I pulled a Nike; I did it and I’ll do it again.

I spent the evening re-reading blog posts from March and April of 2015. It’s amazing how much one forgets.

In March of 2015 I was in Krakow and Warsaw, Poland researching genealogy for my next book. In April I traveled to Lviv, Ukraine to visit the home of my maternal ancestors. I actually found family there. Re-reading my posts was riveting.

I revisited the angst and uncertainty that filled my heart as I embarked upon my journey. I had no idea what to expect. As information began to come together, I found myself giddy with the prospect of “what if”? In reading my posts I find myself in wonderment over my fearlessness these past few years, how I wrote a book, quit my job, marketed my book, moved to Italy, sought my heritage.

And I’m riveted in reading it all now. I’ve already lived it, yet it seems like a dream. And in re-living it, somehow it doesn’t seem real, like I actually did it. Yet I did.

I didn’t consider what the ramifications were of my search. I had no idea what was going to happen. I noted such sentiments in my writing. Yet I continued onward. I was driven. I’ve always been driven, but my priorities have been different from those of most people.

As I read, I am reminded of some of the trepidation I had in the past, similar to the trepidation I have now. Why was I so bold then? I seemed to have a sense of purpose. I have that same sense now, but I’m facing a different test.
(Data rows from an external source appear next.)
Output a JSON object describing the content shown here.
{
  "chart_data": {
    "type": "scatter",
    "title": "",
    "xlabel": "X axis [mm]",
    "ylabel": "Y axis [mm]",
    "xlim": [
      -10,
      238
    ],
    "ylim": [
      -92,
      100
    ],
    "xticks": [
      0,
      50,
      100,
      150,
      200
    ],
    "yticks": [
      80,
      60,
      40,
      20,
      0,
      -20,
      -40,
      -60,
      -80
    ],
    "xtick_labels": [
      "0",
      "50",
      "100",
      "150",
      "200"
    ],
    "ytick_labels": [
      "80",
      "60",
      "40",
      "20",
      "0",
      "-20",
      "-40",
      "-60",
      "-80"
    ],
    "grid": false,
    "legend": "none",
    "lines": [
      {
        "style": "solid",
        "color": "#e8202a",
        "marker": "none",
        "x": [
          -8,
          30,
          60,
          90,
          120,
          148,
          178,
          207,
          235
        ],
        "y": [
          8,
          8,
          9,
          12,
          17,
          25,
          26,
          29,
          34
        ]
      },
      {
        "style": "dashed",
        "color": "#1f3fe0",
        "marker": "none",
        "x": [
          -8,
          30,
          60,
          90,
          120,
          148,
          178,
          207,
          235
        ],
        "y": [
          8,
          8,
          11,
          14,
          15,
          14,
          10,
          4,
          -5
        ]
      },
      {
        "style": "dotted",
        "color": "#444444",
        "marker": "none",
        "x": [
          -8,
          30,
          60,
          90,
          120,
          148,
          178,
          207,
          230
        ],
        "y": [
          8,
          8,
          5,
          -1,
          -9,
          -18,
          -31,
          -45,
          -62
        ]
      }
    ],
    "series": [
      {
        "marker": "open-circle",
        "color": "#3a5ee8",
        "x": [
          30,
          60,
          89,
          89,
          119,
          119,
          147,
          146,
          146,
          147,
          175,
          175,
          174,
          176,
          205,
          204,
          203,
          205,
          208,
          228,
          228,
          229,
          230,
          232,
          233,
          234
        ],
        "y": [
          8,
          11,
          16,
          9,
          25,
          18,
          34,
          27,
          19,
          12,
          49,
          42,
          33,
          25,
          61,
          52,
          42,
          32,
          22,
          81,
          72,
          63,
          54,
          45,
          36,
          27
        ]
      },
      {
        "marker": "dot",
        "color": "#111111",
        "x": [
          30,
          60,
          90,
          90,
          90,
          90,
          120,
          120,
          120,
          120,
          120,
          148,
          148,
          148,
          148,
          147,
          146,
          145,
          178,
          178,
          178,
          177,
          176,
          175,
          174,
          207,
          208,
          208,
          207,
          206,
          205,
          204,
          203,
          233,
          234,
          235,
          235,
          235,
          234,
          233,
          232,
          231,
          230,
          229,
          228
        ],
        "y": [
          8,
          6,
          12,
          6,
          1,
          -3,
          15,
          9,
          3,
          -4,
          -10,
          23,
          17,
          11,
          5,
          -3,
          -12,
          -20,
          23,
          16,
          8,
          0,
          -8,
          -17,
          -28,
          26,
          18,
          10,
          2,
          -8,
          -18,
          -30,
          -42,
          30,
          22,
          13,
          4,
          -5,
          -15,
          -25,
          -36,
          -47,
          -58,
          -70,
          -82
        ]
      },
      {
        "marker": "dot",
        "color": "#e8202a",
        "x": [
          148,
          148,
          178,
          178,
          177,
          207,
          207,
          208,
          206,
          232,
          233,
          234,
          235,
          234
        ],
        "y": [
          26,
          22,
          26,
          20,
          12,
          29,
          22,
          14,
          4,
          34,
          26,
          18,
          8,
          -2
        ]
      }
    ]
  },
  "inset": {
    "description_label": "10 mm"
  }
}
I’m looking at decisions that have the potential to be even more impactful on my life. I have to support myself.

I’ve pursued this journey. I got my answers. Now I have more options available to me. My brother and my family want me to return to Europe. I’m open to that. I am also very much aware of the need to support myself. I can do that better here in America.

I suppose re-reading these postings have helped me. They’ve served to remind me that I’ve had doubts in the past. Yet, despite any doubts, I still made decisions. I still made bold decisions. Any decision I make now will be bold, whether it entails remaining in America or returning to Europe.

Re-living the experiences of the last year has also served to remind me that everything turns out. As much as I love Europe, remaining in America is not a bad thing. Europe can always come later. I can always retire there. I can still visit.

Despite some of the decisions I’ve made the last few years, I’m still a practical man. Yes, one can argue that some of my decisions might have been foolhardy for even flippant. But I don’t feel that way. Not everyone can do what I’ve done. Not everyone wants to do what I’ve done. I’m proud of what I’ve accomplished. This was my path to follow and I felt an inner pull to follow this route.

I’m going to pursue every avenue. Whatever option turns out to be the best, is the one I will choose. There will be no “right” or “wrong” answer or decision. One of the greatest things in life is having options. And I’m thankful I have them. How frustrating would it be if I only had one door to choose from?